Flipkart and Snapdeal have been targeting the same audience with similar offerings, while Paytm is building an altogether different business. For some the Flipkart-Snapdeal merger appears to be a more logical option. Rohan Malhotra, Co-founder, Investopad adds,
Paytm is likely to maintain an independent stand and may not go for consolidation, but Flipkart and Snapdeal seem to have more common ground for consolidation.
Flipkart forayed with marketplace model in early 2013 and currently has about 1,00,000 sellers, while Snapdeal claims to have 2,50,000 merchants listed on its platform. Unlike Snapdeal, Flipkart has not been so aggressive on the merchant sign-up front. If the two merge, they will have access to over 3.5 lakh merchants, which is almost four times Amazon’s seller base. Additionally, the duo can leverage Snapdeal's wallet Freecharge.
What is confounding observers and the VC community alike and is building a stronger case for consolidation is the investment pattern of Tiger Global, one of the most prolific investors in Indian startup scene. Last November, Tiger invested over $1 billion to bid for 2.44 million shares of Nasdaq-listed Amazon. A month later, the New York-based investment firm participated in a $2.1-billion round in Uber. It is an investor in other ride-hailing startups which are Uber’s rivals, including China’s DidiKuaidi, India’s Ola and Singapore’s GrabTaxi.
Radical change in investment patterns of the most active investor in India will certainly impact the local ecosystem.
“Investments in Amazon and Uber strongly indicate Tiger's realisation that returns from its early bets in India won’t be as big as it expected. Therefore, a Plan B was worked out to invest in its portfolio rivals,” says one veteran angel investor on condition of anonymity.
While experts anticipate consolidation after second half of the current calendar year, consolidating loss-making competitors won’t be a smooth ride. Vaitheeswaran adds,
It would be a complex affair and may not happen soon because we (Indian startup ecosystem) never experienced such massive marriage.
Currently, Snapdeal has about 14 warehouses and 30 smaller centres, while Flipkart owns 10 warehouses including 35 small units. Paytm has four warehouses. Integration of technology, supply chain and workforce would be a daunting task. Snapdeal, Flipkart and Paytm together have an employee base of about 40,000. K V Balakrishnan, Founder, Xfinity Ventures adds,
The question to ask is why would they merge. Are there intrinsic benefits from merging? There must be a meeting of technology or processes. But each of them are different organisations. A merger would still mean that only the data and some pieces of the technology would become important, the rest would be shelved.

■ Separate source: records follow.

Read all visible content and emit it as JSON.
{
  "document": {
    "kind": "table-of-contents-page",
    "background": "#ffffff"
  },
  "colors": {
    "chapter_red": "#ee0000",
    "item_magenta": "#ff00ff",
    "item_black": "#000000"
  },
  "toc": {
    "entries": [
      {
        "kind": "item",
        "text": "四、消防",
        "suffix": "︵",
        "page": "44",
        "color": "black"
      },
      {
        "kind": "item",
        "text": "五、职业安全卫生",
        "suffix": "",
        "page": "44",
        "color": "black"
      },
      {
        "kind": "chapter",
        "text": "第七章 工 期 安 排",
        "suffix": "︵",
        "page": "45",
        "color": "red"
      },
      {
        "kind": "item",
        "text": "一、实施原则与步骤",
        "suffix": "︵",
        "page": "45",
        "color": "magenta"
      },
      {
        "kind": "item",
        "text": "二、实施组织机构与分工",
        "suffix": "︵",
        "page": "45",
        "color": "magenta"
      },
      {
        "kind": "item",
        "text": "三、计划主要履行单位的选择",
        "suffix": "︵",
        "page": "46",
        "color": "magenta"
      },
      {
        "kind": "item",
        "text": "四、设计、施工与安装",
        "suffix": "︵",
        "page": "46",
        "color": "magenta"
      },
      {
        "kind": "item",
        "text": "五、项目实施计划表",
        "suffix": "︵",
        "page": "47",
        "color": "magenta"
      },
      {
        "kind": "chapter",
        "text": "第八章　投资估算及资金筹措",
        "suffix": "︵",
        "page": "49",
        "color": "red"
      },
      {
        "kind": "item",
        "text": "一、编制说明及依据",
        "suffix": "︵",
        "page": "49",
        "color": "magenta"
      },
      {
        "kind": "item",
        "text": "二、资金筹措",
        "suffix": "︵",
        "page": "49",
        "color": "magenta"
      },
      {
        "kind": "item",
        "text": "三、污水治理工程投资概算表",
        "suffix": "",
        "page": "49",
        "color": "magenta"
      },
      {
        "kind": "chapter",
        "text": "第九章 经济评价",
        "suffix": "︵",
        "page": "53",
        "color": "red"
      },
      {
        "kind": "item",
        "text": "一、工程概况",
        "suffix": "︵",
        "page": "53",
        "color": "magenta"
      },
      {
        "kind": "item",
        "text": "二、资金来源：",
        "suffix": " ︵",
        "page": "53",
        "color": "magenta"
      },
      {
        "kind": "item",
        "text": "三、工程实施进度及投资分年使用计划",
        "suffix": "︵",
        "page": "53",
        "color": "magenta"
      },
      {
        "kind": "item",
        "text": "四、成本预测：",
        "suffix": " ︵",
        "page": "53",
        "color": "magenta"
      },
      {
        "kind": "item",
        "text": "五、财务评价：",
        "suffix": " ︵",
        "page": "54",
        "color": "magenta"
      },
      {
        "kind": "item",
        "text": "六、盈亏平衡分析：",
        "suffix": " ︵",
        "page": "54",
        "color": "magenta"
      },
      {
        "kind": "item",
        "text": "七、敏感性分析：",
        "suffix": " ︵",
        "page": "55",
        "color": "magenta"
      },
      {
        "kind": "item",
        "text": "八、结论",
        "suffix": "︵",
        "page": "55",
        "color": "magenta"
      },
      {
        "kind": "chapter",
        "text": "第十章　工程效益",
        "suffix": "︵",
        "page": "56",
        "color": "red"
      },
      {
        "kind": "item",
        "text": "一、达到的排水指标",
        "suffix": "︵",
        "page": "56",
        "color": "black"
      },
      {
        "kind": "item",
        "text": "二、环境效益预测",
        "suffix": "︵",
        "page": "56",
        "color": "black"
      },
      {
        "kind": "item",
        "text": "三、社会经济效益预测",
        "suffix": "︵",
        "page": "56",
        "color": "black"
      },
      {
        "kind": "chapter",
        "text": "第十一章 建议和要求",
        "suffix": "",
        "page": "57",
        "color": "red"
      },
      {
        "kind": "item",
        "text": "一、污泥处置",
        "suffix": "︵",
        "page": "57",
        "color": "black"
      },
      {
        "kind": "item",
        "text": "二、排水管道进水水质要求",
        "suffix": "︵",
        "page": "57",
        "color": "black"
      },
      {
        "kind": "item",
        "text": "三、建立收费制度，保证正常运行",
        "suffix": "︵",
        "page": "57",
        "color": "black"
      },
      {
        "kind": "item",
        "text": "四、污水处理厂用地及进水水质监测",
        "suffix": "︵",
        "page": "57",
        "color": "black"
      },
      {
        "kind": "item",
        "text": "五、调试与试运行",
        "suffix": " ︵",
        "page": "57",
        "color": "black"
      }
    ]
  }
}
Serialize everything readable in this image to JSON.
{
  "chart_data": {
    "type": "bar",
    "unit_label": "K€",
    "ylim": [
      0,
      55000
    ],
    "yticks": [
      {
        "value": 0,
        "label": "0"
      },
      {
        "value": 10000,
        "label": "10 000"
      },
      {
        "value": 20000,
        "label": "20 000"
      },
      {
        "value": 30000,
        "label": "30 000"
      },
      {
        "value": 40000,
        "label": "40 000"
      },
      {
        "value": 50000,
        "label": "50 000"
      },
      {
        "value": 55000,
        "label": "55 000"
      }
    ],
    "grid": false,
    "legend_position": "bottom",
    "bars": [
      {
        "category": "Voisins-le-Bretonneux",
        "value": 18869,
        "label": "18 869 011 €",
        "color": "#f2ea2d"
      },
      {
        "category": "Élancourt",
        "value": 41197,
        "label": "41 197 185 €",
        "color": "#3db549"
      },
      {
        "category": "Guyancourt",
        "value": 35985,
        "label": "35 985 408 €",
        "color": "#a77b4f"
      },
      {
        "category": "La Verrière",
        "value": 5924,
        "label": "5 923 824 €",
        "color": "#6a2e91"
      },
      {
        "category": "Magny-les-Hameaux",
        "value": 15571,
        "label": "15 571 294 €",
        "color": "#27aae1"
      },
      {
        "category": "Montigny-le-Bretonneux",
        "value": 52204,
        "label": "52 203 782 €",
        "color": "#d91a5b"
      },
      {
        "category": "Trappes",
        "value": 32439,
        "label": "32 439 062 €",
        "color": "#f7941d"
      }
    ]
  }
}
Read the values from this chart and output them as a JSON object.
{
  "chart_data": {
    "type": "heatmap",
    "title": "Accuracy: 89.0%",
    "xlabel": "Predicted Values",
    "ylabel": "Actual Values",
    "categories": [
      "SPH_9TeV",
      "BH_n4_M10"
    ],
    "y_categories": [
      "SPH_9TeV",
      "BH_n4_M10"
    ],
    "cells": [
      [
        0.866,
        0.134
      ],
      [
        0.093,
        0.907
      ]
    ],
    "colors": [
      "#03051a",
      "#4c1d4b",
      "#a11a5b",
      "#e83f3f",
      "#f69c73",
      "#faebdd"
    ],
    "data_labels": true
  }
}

Others point to the advantage the two companies stand to gain from merging: primarily a more potent entity to list abroad. “Independently, there are very slim chances to make big in public market,” adds Vaitheeswaran.
Experts believe Flipkart and Snapdeal would stage an IPO by 2018. A pertinent point to raise if these poster boys of the India startup ecosystem merge would be whether they can generate cash from operations, which is the most important aspect of continuing business without raising funds.